As depicted in FIG. 4, each probe assembly consists of five sections, namely a circular opening 21, a compensation stub 22, the bended cross-over portion 11 or 12 of the respective probe, a first quarter-wavelength coaxial transformer 23 and a second quarter-wavelength coaxial transformer 24. The circular opening 21 determines the coupling of the end of stub 22 to the conducting wall. Stub 22 compensates for, i.e. cancels out, the inductance in the probe introduced by the bended portion of the probe. The angle of bend in the bended portion 11 or 12 of the probe is adjusted so as to improve isolation between the modes generated by the respective probes.
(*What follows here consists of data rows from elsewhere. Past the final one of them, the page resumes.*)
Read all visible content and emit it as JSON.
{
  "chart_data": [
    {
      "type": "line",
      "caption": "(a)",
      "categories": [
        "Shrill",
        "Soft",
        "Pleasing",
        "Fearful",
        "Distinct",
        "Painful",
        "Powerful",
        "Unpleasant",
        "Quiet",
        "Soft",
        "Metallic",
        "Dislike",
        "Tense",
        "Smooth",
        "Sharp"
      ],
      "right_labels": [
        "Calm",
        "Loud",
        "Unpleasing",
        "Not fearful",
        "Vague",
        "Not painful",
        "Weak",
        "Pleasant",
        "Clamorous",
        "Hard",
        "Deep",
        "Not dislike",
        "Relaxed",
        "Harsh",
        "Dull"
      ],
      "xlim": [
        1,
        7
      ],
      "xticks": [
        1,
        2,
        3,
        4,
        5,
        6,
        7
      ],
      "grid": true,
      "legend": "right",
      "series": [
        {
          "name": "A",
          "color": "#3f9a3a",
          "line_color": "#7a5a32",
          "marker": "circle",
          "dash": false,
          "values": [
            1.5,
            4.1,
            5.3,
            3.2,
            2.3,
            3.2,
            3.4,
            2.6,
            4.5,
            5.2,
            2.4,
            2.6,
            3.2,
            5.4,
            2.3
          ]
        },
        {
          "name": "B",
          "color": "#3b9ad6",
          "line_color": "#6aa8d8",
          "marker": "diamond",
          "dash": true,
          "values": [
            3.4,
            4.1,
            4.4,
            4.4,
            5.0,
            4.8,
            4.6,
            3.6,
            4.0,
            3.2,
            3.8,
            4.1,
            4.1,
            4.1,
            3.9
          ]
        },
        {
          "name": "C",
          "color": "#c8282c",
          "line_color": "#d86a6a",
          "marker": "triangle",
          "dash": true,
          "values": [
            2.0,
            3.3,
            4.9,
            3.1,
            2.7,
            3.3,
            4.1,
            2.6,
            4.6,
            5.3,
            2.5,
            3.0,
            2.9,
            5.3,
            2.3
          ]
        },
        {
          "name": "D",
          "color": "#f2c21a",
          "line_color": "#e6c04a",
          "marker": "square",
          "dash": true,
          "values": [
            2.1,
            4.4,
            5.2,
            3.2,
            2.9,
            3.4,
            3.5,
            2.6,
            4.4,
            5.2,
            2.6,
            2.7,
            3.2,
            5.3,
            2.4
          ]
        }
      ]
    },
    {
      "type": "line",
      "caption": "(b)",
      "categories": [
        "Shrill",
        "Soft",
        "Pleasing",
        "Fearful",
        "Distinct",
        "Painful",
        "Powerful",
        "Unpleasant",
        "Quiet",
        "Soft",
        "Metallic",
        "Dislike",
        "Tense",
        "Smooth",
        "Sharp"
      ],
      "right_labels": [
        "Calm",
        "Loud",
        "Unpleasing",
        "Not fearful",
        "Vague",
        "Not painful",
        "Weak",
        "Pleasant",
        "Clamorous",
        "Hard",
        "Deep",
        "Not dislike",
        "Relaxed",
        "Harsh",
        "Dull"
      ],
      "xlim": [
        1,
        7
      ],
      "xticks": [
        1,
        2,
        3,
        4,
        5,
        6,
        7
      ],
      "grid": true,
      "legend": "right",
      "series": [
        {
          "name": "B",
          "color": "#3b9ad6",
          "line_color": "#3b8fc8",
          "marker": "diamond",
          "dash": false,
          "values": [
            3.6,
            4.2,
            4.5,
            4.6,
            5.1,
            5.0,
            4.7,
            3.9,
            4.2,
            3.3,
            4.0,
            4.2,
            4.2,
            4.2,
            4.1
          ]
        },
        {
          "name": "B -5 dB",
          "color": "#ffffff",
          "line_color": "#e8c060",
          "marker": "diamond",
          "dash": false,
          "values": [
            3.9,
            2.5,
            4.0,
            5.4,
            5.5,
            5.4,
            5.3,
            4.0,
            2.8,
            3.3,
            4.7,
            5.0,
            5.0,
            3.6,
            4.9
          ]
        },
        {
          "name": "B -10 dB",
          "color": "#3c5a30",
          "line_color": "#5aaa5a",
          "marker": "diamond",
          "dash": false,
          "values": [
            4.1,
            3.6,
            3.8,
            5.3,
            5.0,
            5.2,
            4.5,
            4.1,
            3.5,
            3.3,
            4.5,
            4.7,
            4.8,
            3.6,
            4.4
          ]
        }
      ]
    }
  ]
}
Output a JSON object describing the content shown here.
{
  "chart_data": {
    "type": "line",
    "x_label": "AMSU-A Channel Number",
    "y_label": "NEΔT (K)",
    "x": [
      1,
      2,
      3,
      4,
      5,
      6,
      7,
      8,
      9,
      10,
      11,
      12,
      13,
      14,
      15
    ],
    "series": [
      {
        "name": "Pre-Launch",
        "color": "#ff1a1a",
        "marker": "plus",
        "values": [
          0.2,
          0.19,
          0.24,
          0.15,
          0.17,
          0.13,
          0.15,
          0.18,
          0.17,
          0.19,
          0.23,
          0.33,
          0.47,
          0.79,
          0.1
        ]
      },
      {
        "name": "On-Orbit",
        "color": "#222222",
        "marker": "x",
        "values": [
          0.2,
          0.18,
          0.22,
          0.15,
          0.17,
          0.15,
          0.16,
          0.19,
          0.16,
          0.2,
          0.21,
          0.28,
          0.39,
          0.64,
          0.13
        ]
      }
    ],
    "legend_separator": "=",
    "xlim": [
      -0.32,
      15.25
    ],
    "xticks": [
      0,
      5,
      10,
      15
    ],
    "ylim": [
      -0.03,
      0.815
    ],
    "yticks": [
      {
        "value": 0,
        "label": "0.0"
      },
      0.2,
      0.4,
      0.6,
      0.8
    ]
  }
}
To facilitate assembly, the height of the bend is limited by the inside diameter of the conductor that forms the outside boundary of coaxial transformer 23. The appropriate angle of bend can be determined by using high frequency, finite element modeling software, e.g. HFSS software, to calculate the angle of bend that produces the greatest isolation between the modes while at the same time minimizes any differences in phasing between the two probes and the propagating modes to which they are coupled. The best combination of high isolation and low phase distortion between the two probes and their propagating modes can be improved by making the length from the bended portion to the end of the probe for one probe slightly shorter than for the other probe. One could, instead, or in addition, shift the distance from the bended portion of one probe to its respective coaxial transformer by a small amount relative to that of the other probe to achieve a similar improvement. The first and section quarter-wavelength transformers, transform the probe impedance so as to match the 50 ohm impedance of the respective coaxial transmission line 7 or 8.
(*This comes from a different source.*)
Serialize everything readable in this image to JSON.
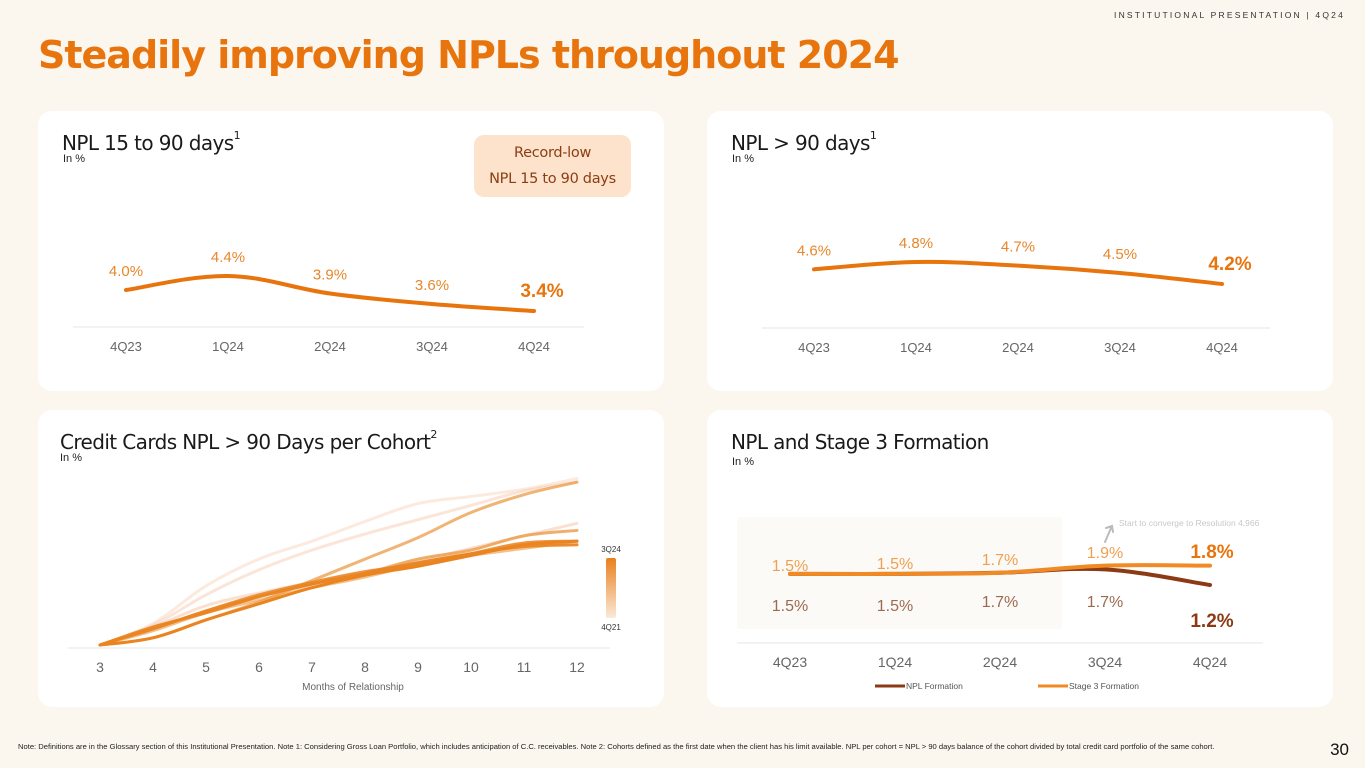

Back plate 19 includes a circular hole 20, which hole further improves isolation by adding some symmetry with respect to the bended probes in that hole 20 balances, at least in part, the effect of the large hole, i.e., the opening to free space at the other end 3 of the horn section that is located on the opposite side of the probes. Again, high frequency, finite element, modeling software, e.g. HFSS Software, can be used to determine the appropriate hole dimensions. As the diameter of hole 20 is changed from small to large, the isolation between the two modes exhibits a maximum, which maximum determines the optimum size for hole 20. In the embodiment depicted in the figures, hole 20 has a diameter of 0.107 free-space wavelengths.

Open end 3 of horn section 28 includes a step 27 around the periphery of the horn opening. Step 27 alters the amount of current that flows at the horn aperture edges and helps control the beamwidth of the radiation pattern from the horn. In the embodiment depicted in FIGS. 1 thru 5, the step has a width of 0.081 free-space wavelength.

FIGS. 5 and 6 include example dimensions for one embodiment of the invention. The dimensions are given either in terms of the free space wavelength, λ_o, at the design frequency, or in terms of the guide wavelength, λ_g, i.e. the wavelength within the waveguide section of the invention at the same design frequency, where the waveguide for which the wavelength is determined includes the four ridges. It should be understood, however, that other embodiments of the invention may have dimensions and details within the embodiment that differ from those disclosed in the examples.